CBA Statement on CFPB’s Section 1033 Final Rule on Personal Financial Data Rights

CBA’s Johnson: “This final rule severely misses the mark”
WASHINGTON, DC – Consumer Bankers Association (CBA) President and CEO Lindsey Johnson today released the following statement after the Consumer Financial Protection Bureau (CFPB) issued a final rule implementing Section 1033 of the Dodd-Frank Act, which requires data providers, including banks, to create and maintain developer interfaces that enable third parties authorized by consumers to access consumer data held by those data providers:
“CBA fully supports consumers having access to their own personal financial information, as required under Section 1033 of the Dodd-Frank Act. The CFPB, though, has contorted this very clear and limited statute into enabling thousands of third parties to access consumers’ data. In doing so, the CFPB far exceeds its statutory authority. We have long argued that the CFPB does not have the statutory authority to use this rulemaking to prescribe an open banking regime.
“Moreover, CBA continues to strongly object to the CFPB’s inaccurate assertions that this rulemaking is needed to increase competition in the marketplace. Indeed, the consumer credit card and deposit account markets specifically are highly competitive and the CFPB should not rely on mischaracterizations of the marketplace to justify the necessity of this rulemaking.
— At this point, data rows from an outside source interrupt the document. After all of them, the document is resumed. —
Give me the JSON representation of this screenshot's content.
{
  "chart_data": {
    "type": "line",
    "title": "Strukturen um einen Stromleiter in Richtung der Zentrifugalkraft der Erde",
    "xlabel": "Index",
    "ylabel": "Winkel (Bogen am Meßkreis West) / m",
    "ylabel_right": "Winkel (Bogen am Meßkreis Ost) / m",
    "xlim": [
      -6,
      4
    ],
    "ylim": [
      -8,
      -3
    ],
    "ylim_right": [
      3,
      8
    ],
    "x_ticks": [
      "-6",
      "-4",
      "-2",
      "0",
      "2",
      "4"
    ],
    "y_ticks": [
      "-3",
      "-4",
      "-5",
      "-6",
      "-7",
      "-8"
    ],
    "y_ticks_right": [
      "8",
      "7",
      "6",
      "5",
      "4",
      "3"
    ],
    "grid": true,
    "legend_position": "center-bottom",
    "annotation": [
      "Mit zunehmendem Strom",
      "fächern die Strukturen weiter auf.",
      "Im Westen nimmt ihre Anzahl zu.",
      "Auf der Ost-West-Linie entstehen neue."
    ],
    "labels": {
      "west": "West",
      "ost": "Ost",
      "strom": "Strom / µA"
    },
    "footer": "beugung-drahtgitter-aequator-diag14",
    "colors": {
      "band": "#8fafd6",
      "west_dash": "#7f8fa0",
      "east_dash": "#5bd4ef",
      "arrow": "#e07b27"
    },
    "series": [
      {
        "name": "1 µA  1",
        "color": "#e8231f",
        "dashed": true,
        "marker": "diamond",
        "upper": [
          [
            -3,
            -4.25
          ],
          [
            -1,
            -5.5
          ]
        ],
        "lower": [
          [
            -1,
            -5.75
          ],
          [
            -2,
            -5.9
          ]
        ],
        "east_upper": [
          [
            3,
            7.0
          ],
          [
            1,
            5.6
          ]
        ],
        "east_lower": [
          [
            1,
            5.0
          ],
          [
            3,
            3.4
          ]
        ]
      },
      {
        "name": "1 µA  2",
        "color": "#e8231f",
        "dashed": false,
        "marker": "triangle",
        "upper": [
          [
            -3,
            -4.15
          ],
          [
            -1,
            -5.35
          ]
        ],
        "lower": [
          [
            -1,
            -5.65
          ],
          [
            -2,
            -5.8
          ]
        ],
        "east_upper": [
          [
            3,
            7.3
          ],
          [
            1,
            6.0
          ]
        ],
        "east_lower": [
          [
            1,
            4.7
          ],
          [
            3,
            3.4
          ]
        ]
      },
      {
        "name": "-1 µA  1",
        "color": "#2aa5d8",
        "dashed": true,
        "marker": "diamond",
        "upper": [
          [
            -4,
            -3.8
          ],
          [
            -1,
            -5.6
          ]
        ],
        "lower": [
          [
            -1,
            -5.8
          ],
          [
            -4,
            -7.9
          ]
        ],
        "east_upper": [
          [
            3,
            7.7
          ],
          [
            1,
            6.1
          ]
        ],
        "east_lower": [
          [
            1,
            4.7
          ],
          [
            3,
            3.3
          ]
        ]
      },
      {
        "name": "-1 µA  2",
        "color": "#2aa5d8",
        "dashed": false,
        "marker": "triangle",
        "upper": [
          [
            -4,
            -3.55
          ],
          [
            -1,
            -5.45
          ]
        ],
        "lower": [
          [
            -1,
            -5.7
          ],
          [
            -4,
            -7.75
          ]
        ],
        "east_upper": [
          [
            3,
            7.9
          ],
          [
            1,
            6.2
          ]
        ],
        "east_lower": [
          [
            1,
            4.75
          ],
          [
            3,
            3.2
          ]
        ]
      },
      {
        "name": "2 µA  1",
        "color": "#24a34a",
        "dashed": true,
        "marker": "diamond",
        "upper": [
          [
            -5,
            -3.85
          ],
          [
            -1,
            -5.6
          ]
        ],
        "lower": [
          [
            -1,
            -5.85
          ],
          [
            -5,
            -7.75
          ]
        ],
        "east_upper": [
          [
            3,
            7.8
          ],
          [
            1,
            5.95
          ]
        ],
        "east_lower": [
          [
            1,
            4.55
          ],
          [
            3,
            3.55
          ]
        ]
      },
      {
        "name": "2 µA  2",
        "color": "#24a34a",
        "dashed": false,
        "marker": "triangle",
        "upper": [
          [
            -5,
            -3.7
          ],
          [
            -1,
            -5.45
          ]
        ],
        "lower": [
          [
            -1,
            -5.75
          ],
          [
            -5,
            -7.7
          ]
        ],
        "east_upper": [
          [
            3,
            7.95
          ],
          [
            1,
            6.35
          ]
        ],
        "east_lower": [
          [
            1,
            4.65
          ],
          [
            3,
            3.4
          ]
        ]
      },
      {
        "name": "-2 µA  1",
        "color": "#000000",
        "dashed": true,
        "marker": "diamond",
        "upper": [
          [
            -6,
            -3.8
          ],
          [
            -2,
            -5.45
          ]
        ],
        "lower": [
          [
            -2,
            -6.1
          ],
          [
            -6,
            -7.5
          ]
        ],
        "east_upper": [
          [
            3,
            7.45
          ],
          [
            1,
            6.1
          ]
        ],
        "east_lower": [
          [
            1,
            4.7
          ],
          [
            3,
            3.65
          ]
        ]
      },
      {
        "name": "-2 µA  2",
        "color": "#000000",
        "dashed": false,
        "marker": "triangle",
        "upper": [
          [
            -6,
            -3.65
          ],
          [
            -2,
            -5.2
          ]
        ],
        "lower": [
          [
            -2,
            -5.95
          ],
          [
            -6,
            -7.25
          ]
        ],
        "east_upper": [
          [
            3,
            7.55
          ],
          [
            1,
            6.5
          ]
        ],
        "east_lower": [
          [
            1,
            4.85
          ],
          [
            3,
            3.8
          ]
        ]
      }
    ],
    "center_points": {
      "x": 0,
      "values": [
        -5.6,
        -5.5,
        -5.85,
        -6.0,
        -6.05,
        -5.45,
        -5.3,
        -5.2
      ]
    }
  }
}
“Many CBA members support an open-banking framework. Nevertheless, even if the Bureau has the statutory authority to utilize this rulemaking to introduce an open banking framework, this final rule severely misses the mark as it failed to incorporate much of the critical feedback provided by industry through the comment period. This has created an even less durable final rule that does not reflect market, technological, and practical realities.”
Background
Under Section 1033 of the Dodd-Frank Act, covered persons are required to “make available to a consumer, upon request, information in the control or possession of the covered person… including information relating to any transaction, series of transactions, or to the account including costs, charges and usage data.” Such information is to “be made available in an electronic form usable by consumers.”
On Oct. 19, 2023, the CFPB released its notice of proposed rulemaking (NPRM) to implement Section 1033 of the Dodd-Frank Act. The NPRM built off of the Small Business Regulatory Enforcement Fairness Act (SBREFA) outline on consumers’ personal financial data rights that the CFPB released in October 2022.
The comment period for the NPRM closed on Dec. 29, 2023. On June 11, 2024, the CFPB finalized part of the rule regarding the minimum attributes a standard-setting body must possess to receive CFPB recognition and to issue consensus standards when the full rule is finalized.
CBA Advocacy
- To read our most recent blog post on what to expect in the Section 1033 final rule, click HERE.
- CBA, along with other industry trades, submitted a letter to the CFPB reemphasizing anticipated complications with the compliance dates in the NPRM on July 16, 2024.
- CBA has frequently commented on the NPRM in the press. CBA was extensively quoted in an American Banker article published on Aug. 23, 2024 regarding the NPRM’s failure to sufficiently outline liaiblity. CBA has previously published an op-ed urging the CFPB to revise the rulemaking on May 3, 2024.
- CBA submitted comments on the NPRM on Dec. 29, 2023.
- In October 2023, CBA – along with 14 other trade associations – submitted a letter to the CFPB urging the agency to extend the comment deadline for the NPRM in light of the complexity of the issues. The CFPB failed to grant an extension.